Because the element doesn't exist in the DOM yet (or has been removed by v-if). Template refs point to actual DOM elements, so if the element isn't mounted, the ref is null.
vue
<script setup lang="ts">
const inputEl = ref<HTMLInputElement | null>(null)
const showInput = ref(true)
watchEffect(() => {
inputEl.value.focus() // TypeError when showInput is false
})
</script>
<template>
<input v-if="showInput" ref="inputEl" />
<button @click="showInput = !showInput">Toggle</button>
</template>When showInput becomes false, Vue removes the <input> from the DOM and sets inputEl.value to null.
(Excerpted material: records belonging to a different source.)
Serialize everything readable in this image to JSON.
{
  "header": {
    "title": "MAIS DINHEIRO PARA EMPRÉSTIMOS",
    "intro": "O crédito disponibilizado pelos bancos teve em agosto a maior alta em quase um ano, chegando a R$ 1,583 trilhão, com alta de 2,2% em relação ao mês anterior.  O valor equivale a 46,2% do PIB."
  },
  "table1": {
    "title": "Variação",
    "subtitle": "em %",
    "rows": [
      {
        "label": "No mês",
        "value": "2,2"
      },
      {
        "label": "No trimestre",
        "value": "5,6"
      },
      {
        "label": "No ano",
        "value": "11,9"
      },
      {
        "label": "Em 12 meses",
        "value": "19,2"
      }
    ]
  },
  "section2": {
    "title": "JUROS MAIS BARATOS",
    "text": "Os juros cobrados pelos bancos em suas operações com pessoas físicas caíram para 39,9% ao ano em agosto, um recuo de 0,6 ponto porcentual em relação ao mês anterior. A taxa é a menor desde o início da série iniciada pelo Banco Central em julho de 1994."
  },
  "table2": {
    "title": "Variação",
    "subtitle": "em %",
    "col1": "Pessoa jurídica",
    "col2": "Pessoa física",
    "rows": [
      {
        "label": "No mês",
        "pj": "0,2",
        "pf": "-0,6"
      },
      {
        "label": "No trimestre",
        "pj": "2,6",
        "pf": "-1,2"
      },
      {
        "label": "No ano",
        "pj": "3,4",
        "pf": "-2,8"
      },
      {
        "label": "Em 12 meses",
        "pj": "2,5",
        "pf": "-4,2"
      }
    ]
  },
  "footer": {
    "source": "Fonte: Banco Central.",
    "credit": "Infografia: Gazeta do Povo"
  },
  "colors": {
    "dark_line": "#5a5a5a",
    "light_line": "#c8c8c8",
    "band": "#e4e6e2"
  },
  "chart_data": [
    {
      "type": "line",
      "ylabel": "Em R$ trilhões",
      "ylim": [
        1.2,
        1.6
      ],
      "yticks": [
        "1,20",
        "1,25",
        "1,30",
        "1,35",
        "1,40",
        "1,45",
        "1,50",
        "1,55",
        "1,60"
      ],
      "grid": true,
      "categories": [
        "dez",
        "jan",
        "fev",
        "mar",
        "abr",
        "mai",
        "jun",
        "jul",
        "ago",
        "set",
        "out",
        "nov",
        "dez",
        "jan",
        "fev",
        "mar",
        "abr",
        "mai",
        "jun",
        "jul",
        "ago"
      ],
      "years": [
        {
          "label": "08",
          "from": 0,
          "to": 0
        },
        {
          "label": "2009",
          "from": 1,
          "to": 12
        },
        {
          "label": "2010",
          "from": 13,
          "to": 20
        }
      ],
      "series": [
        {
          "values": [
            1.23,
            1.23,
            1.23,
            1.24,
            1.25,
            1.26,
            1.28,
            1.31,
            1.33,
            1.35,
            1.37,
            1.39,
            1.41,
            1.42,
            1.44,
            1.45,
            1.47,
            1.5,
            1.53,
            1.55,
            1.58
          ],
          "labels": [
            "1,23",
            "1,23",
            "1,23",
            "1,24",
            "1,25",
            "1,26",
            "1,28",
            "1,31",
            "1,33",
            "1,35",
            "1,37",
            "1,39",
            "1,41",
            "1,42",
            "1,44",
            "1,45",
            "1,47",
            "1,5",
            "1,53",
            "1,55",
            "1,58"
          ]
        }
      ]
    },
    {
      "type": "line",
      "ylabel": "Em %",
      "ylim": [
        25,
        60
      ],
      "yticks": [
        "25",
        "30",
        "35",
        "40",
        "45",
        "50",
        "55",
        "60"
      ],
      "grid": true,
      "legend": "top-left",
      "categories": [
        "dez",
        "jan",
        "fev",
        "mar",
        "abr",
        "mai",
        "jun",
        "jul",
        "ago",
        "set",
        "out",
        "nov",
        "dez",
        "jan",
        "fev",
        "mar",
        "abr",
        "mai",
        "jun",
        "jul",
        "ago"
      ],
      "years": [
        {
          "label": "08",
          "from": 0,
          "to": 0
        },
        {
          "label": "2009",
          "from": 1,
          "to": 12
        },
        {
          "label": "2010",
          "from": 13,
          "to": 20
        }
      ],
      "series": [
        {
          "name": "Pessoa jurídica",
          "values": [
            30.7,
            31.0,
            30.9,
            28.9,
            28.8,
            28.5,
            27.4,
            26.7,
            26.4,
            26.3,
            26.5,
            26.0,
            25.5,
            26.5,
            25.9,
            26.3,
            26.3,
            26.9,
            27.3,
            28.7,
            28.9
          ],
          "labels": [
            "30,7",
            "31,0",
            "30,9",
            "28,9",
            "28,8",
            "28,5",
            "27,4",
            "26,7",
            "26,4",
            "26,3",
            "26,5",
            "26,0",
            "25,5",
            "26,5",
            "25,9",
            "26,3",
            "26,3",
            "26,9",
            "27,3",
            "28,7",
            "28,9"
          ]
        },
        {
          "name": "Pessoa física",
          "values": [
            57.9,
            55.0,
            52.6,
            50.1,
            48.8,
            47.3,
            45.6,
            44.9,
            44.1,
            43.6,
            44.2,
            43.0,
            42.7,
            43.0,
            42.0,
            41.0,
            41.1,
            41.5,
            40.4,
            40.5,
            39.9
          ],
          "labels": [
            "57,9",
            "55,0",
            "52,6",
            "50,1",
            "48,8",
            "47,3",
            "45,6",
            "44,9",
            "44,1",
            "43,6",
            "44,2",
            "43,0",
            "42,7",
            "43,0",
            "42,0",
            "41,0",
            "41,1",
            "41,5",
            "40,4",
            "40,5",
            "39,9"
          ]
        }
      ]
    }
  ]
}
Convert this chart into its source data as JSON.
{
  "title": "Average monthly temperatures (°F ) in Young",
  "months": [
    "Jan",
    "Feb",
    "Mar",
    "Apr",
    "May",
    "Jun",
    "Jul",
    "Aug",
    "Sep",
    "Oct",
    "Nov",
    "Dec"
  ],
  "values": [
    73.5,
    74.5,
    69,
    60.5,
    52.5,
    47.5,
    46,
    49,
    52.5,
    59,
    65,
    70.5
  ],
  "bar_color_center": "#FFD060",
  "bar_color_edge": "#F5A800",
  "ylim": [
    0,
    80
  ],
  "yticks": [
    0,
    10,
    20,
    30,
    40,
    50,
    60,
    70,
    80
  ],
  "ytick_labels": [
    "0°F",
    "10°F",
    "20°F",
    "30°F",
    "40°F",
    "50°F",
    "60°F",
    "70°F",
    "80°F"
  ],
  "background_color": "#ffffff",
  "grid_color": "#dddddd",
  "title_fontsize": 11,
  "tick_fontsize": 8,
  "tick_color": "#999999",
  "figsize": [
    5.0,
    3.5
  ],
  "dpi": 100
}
The watchEffect re-runs and crashes.
How to fix it
Option 1: Guard with a null check.
ts
watchEffect(() => {
inputEl.value?.focus()
})Option 2: Use watch on the ref itself so it only fires when the element appears.
ts
watch(inputEl, (el) => {
if (el) {
el.focus()
}
})Option 3: Use v-show instead of v-if if you need persistent access. v-show keeps the element in the DOM (just hides it with CSS), so the ref is never null.
vue
<input v-show="showInput" ref="inputEl" />Option 4 (Vue 3.5+): Use useTemplateRef for a cleaner API.
vue
<script setup lang="ts">
const input = useTemplateRef<HTMLInputElement>('my-input')
watchEffect(() => {
input.value?.focus()
})
</script>
<template>
<input v-if="showInput" ref="my-input" />
</template>The null check is still needed, but the typing and naming are more explicit.